Führung im Medaillenspiegel Darum ist Norwegen bei Olympia so erfolgreich
Pyeongchang/Düsseldorf · Trotz nur 5,2 Millionen Einwohnern ist Norwegen eine der besten Nationen im Wintersport. Gründe dafür liegen in den 1980er Jahren. Doch den Erfolg begleitet auch Argwohn.
Bjarte Engen Vik muss nicht lange überlegen, was der Grund für die Medaillenfülle seiner norwegischen Landsleute in Pyeongchang ist. "Olympiatoppen ist der Schlüssel", sagt der Doppelolympiasieger von 1998 in der Nordischen Kombination unserer Redaktion. Doch was ist das, Olympiatoppen? Dahinter verbirgt sich die zentrale Einrichtung für den Spitzensport, in der Trainer, Wissenschaftler, Sponsoren und Athleten zusammengeführt werden. Sie wurde 1988 in Oslo gegründet, im Jahr, als Norwegen bei den Spielen in Calgary erstmals ohne Goldmedaille blieb und den Zuschlag für die Spiele 1994 in Lillehammer bekam. "Hier versammeln wir alle Sportarten und alles Wissen", sagt Lasse Kjus, Olympiasieger 1994 in der alpinen Kombination.

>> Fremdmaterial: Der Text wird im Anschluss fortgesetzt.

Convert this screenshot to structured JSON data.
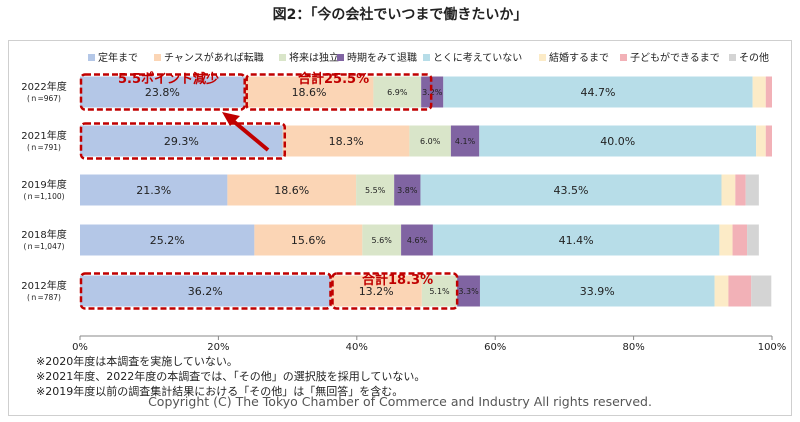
{
  "title": "図2：「今の会社でいつまで働きたいか」",
  "chart_data": {
    "type": "bar",
    "orientation": "horizontal",
    "stacked": true,
    "xlim": [
      0,
      100
    ],
    "x_ticks": [
      "0%",
      "20%",
      "40%",
      "60%",
      "80%",
      "100%"
    ],
    "legend_position": "top",
    "grid": false,
    "categories": [
      {
        "label": "2022年度",
        "sub": "(ｎ=967)"
      },
      {
        "label": "2021年度",
        "sub": "(ｎ=791)"
      },
      {
        "label": "2019年度",
        "sub": "(ｎ=1,100)"
      },
      {
        "label": "2018年度",
        "sub": "(ｎ=1,047)"
      },
      {
        "label": "2012年度",
        "sub": "(ｎ=787)"
      }
    ],
    "series": [
      {
        "name": "定年まで",
        "color": "#b4c7e7",
        "values": [
          23.8,
          29.3,
          21.3,
          25.2,
          36.2
        ],
        "labels": [
          "23.8%",
          "29.3%",
          "21.3%",
          "25.2%",
          "36.2%"
        ]
      },
      {
        "name": "チャンスがあれば転職",
        "color": "#fbd5b5",
        "values": [
          18.6,
          18.3,
          18.6,
          15.6,
          13.2
        ],
        "labels": [
          "18.6%",
          "18.3%",
          "18.6%",
          "15.6%",
          "13.2%"
        ]
      },
      {
        "name": "将来は独立",
        "color": "#d9e5c9",
        "values": [
          6.9,
          6.0,
          5.5,
          5.6,
          5.1
        ],
        "labels": [
          "6.9%",
          "6.0%",
          "5.5%",
          "5.6%",
          "5.1%"
        ]
      },
      {
        "name": "時期をみて退職",
        "color": "#8064a2",
        "values": [
          3.2,
          4.1,
          3.8,
          4.6,
          3.3
        ],
        "labels": [
          "3.2%",
          "4.1%",
          "3.8%",
          "4.6%",
          "3.3%"
        ]
      },
      {
        "name": "とくに考えていない",
        "color": "#b7dde8",
        "values": [
          44.7,
          40.0,
          43.5,
          41.4,
          33.9
        ],
        "labels": [
          "44.7%",
          "40.0%",
          "43.5%",
          "41.4%",
          "33.9%"
        ]
      },
      {
        "name": "結婚するまで",
        "color": "#fcebc7",
        "values": [
          1.9,
          1.4,
          2.0,
          1.9,
          2.0
        ],
        "labels": [
          "",
          "",
          "",
          "",
          ""
        ]
      },
      {
        "name": "子どもができるまで",
        "color": "#f2b1b7",
        "values": [
          0.9,
          0.9,
          1.5,
          2.1,
          3.3
        ],
        "labels": [
          "",
          "",
          "",
          "",
          ""
        ]
      },
      {
        "name": "その他",
        "color": "#d4d4d4",
        "values": [
          0,
          0,
          1.9,
          1.7,
          2.9
        ],
        "labels": [
          "",
          "",
          "",
          "",
          ""
        ]
      }
    ],
    "annotations": [
      {
        "text": "5.5ポイント減少",
        "row": 0,
        "kind": "callout-decrease",
        "color": "#c00000"
      },
      {
        "text": "合計25.5%",
        "row": 0,
        "kind": "callout-sum",
        "color": "#c00000",
        "range": [
          1,
          2
        ]
      },
      {
        "text": "合計18.3%",
        "row": 4,
        "kind": "callout-sum",
        "color": "#c00000",
        "range": [
          1,
          2
        ]
      }
    ]
  },
  "notes": [
    "※2020年度は本調査を実施していない。",
    "※2021年度、2022年度の本調査では、「その他」の選択肢を採用していない。",
    "※2019年度以前の調査集計結果における「その他」は「無回答」を含む。"
  ],
  "copyright": "Copyright (C) The Tokyo Chamber of Commerce and Industry All rights reserved."
}
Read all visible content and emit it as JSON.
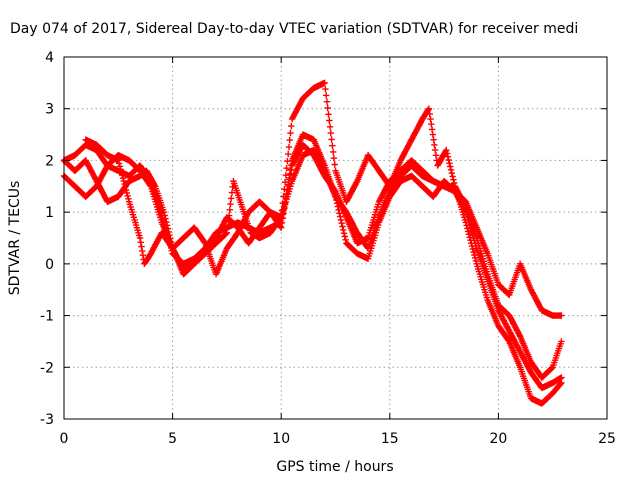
{
  "chart_data": {
    "type": "scatter",
    "title": "Day 074 of 2017, Sidereal Day-to-day VTEC variation (SDTVAR) for receiver medi",
    "xlabel": "GPS time / hours",
    "ylabel": "SDTVAR / TECUs",
    "xlim": [
      0,
      25
    ],
    "ylim": [
      -3,
      4
    ],
    "xticks": [
      "0",
      "5",
      "10",
      "15",
      "20",
      "25"
    ],
    "yticks": [
      "-3",
      "-2",
      "-1",
      "0",
      "1",
      "2",
      "3",
      "4"
    ],
    "grid": true,
    "marker": "plus",
    "color": "#ff0000",
    "series": [
      {
        "x": [
          0.0,
          0.5,
          1.0,
          1.5,
          2.0,
          2.5,
          3.0,
          3.5,
          4.0,
          4.3,
          4.6,
          5.0,
          5.5,
          6.0,
          6.5,
          7.0,
          7.5,
          8.0,
          8.5,
          9.0,
          9.5,
          10.0,
          10.5,
          11.0,
          11.5,
          12.0,
          12.5,
          13.0,
          13.5,
          14.0,
          14.5,
          15.0,
          15.5,
          16.0,
          16.5,
          17.0,
          17.5,
          18.0,
          18.5,
          19.0,
          19.5,
          20.0,
          20.5,
          21.0,
          21.5,
          22.0,
          22.5,
          22.9
        ],
        "y": [
          2.0,
          2.1,
          2.3,
          2.2,
          1.9,
          1.8,
          1.7,
          1.9,
          1.6,
          1.2,
          0.8,
          0.2,
          0.0,
          0.1,
          0.3,
          0.6,
          0.7,
          0.8,
          0.7,
          0.6,
          0.7,
          0.8,
          1.9,
          2.3,
          2.1,
          1.7,
          1.4,
          0.9,
          0.4,
          0.5,
          1.2,
          1.6,
          1.8,
          2.0,
          1.8,
          1.6,
          1.5,
          1.5,
          1.1,
          0.5,
          -0.2,
          -0.8,
          -1.0,
          -1.4,
          -1.9,
          -2.2,
          -2.0,
          -1.5
        ]
      },
      {
        "x": [
          0.0,
          0.5,
          1.0,
          1.5,
          2.0,
          2.5,
          3.0,
          3.5,
          4.0,
          4.5,
          5.0,
          5.5,
          6.0,
          6.5,
          7.0,
          7.5,
          8.0,
          8.5,
          9.0,
          9.5,
          10.0,
          10.5,
          11.0,
          11.5,
          12.0,
          12.5,
          13.0,
          13.5,
          14.0,
          14.5,
          15.0,
          15.5,
          16.0,
          16.5,
          17.0,
          17.5,
          18.0,
          18.5,
          19.0,
          19.5,
          20.0,
          20.5,
          21.0,
          21.5,
          22.0,
          22.5,
          22.9
        ],
        "y": [
          1.7,
          1.5,
          1.3,
          1.5,
          1.9,
          2.1,
          2.0,
          1.8,
          1.5,
          0.8,
          0.3,
          -0.1,
          0.1,
          0.2,
          0.5,
          0.9,
          0.7,
          0.4,
          0.7,
          1.0,
          0.9,
          1.6,
          2.1,
          2.2,
          1.8,
          1.3,
          1.0,
          0.6,
          0.3,
          0.9,
          1.4,
          1.7,
          1.9,
          1.7,
          1.6,
          1.5,
          1.4,
          1.0,
          0.3,
          -0.3,
          -0.9,
          -1.3,
          -1.7,
          -2.1,
          -2.4,
          -2.3,
          -2.2
        ]
      },
      {
        "x": [
          0.0,
          0.5,
          1.0,
          1.5,
          2.0,
          2.5,
          3.0,
          3.5,
          3.8,
          4.2,
          4.6,
          5.0,
          5.5,
          6.0,
          6.5,
          7.0,
          7.5,
          7.8,
          8.2,
          8.6,
          9.0,
          9.5,
          10.0,
          10.5,
          11.0,
          11.5,
          12.0,
          12.5,
          13.0,
          13.5,
          14.0,
          14.5,
          15.0,
          15.5,
          16.0,
          16.5,
          16.8,
          17.2,
          17.6,
          18.0,
          18.5,
          19.0,
          19.5,
          20.0,
          20.5,
          21.0,
          21.5,
          22.0,
          22.5,
          22.9
        ],
        "y": [
          2.0,
          1.8,
          2.0,
          1.6,
          1.2,
          1.3,
          1.6,
          1.7,
          1.8,
          1.5,
          1.0,
          0.3,
          -0.2,
          0.0,
          0.2,
          0.4,
          0.6,
          1.6,
          1.1,
          0.6,
          0.5,
          0.6,
          0.9,
          2.8,
          3.2,
          3.4,
          3.5,
          1.8,
          1.2,
          1.6,
          2.1,
          1.8,
          1.5,
          2.0,
          2.4,
          2.8,
          3.0,
          1.9,
          2.2,
          1.5,
          0.8,
          0.0,
          -0.7,
          -1.2,
          -1.5,
          -2.0,
          -2.6,
          -2.7,
          -2.5,
          -2.3
        ]
      },
      {
        "x": [
          1.0,
          1.5,
          2.0,
          2.5,
          3.0,
          3.5,
          3.7,
          4.0,
          4.5,
          5.0,
          5.5,
          6.0,
          6.5,
          7.0,
          7.5,
          8.0,
          8.5,
          9.0,
          9.5,
          10.0,
          10.5,
          11.0,
          11.5,
          12.0,
          12.5,
          13.0,
          13.5,
          14.0,
          14.5,
          15.0,
          15.5,
          16.0,
          16.5,
          17.0,
          17.5,
          18.0,
          18.5,
          19.0,
          19.5,
          20.0,
          20.5,
          21.0,
          21.5,
          22.0,
          22.5,
          22.9
        ],
        "y": [
          2.4,
          2.3,
          2.1,
          2.0,
          1.2,
          0.5,
          0.0,
          0.2,
          0.6,
          0.3,
          0.5,
          0.7,
          0.4,
          -0.2,
          0.3,
          0.6,
          1.0,
          1.2,
          1.0,
          0.7,
          2.0,
          2.5,
          2.4,
          1.9,
          1.3,
          0.4,
          0.2,
          0.1,
          0.8,
          1.3,
          1.6,
          1.7,
          1.5,
          1.3,
          1.6,
          1.4,
          1.2,
          0.7,
          0.2,
          -0.4,
          -0.6,
          0.0,
          -0.5,
          -0.9,
          -1.0,
          -1.0
        ]
      }
    ]
  }
}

Die Zauberworte in Bezug auf Olympiatoppen lauten Zentralisierung und Austausch. "Alle Sportarten teilen hier ihre Erkenntnisse, jeder soll von jedem lernen", sagt Vik. Der Leitspruch lautet: Wir sind das Beste aus dem Besten der Verbände. Man vergibt Stipendien an Talente, bietet medizinische Unterstützung für alle Teams und Top-Trainingsbedingungen. Olympiatoppen unterteilt sich in vier Bereiche: Training, Gesundheit, Ausdauer und Ernährung. Hier verteilt man die über Sponsoren und staatliche Töpfe generierten Fördergelder an die Verbände und entscheidet, welche Athleten letztlich an den Spielen teilnehmen.
Mehr als die Hälfte aller Athleten der Elite-Einrichtung lebt von Stipendien, also vom Sport. Der 24-Stunden-Athlet ist Kernelement des norwegischen Konzeptes. Thor Ole Rimejorde, einer der Väter des Olympiatoppen-Projekts, sagte mal: "Als Spitzensportler musst du begreifen, dass du 24 Stunden am Tag Athlet bist, und deswegen brauchst du eine Balance zwischen Belastung und Ruhe, Sport, Ausbildung und sozialem Leben." Das Konzept geht auf: Norwegen war auch schon vor 1988 eine Top-Nation bei Winterspielen und konnte sechsmal - 1924, 1928, 1936, 1948, 1952 (in Oslo) und 1968 - den Medaillenspiegel für sich entscheiden, doch bei den Spielen bis 1988 holte man im Schnitt nur 9,8 Medaillen. Seitdem sind es im Schnitt 23, und die Spiele 2018 sind mit bis gestern 35 schon jetzt die erfolgreichsten in der Geschichte des 5,2-Millionen-Einwohner-Landes, das mit einem Bruttoinlandsprodukt von umgerechnet rund 60.000 Euro pro Kopf das drittreichste Land der Welt nach Luxemburg und der Schweiz ist.
Im ewigen Medaillenspiegel der Winterspiele liegt Norwegen, das neben Österreich und Liechtenstein eines von nur drei Ländern ist, die bei Winterspielen mehr Medaillen gewonnen haben als bei Sommerspielen, auf Rang drei. Hinter Deutschland und Russland. Die drei erfolgreichsten Winter-Olympioniken sind Norweger: Biathlet Ole Einar Bjørndalen, Langläufer Bjørn Dæhlie und Langläuferin Marit Bjørgen.
Also alles eine makellos strahlende Erfolgsgeschichte? Nicht uneingeschränkt, denn der Argwohn begleitet die Medaillenflut auch in diesen Tagen. Nicht zuletzt wegen der 6000 Dosen Asthmamittel, die das 121 Athleten umfassende Team laut norwegischem TV-Sender NRK mit nach Südkorea gebracht hat. Darunter wohl das Mittel Salbutamol, das bei höherer Verabreichung als Dopingmittel gilt und für die positive Dopingprobe von Tour-de-France-Sieger Chris Froome verantwortlich zeichnet. Asthmamittel weiten die Bronchien, weswegen die Zahl der Asthmatiker unter den Spitzensportlern zuletzt auffällig zunahm.
Die siebenmalige Langlauf-Weltmeisterin Therese Johaug ist für Olympia gesperrt wegen der Einnahme einer verbotenen Substanz mittels eine Lippencreme. Sie habe sich nur gegen Sonnenbrand schützen wollen, sagt sie.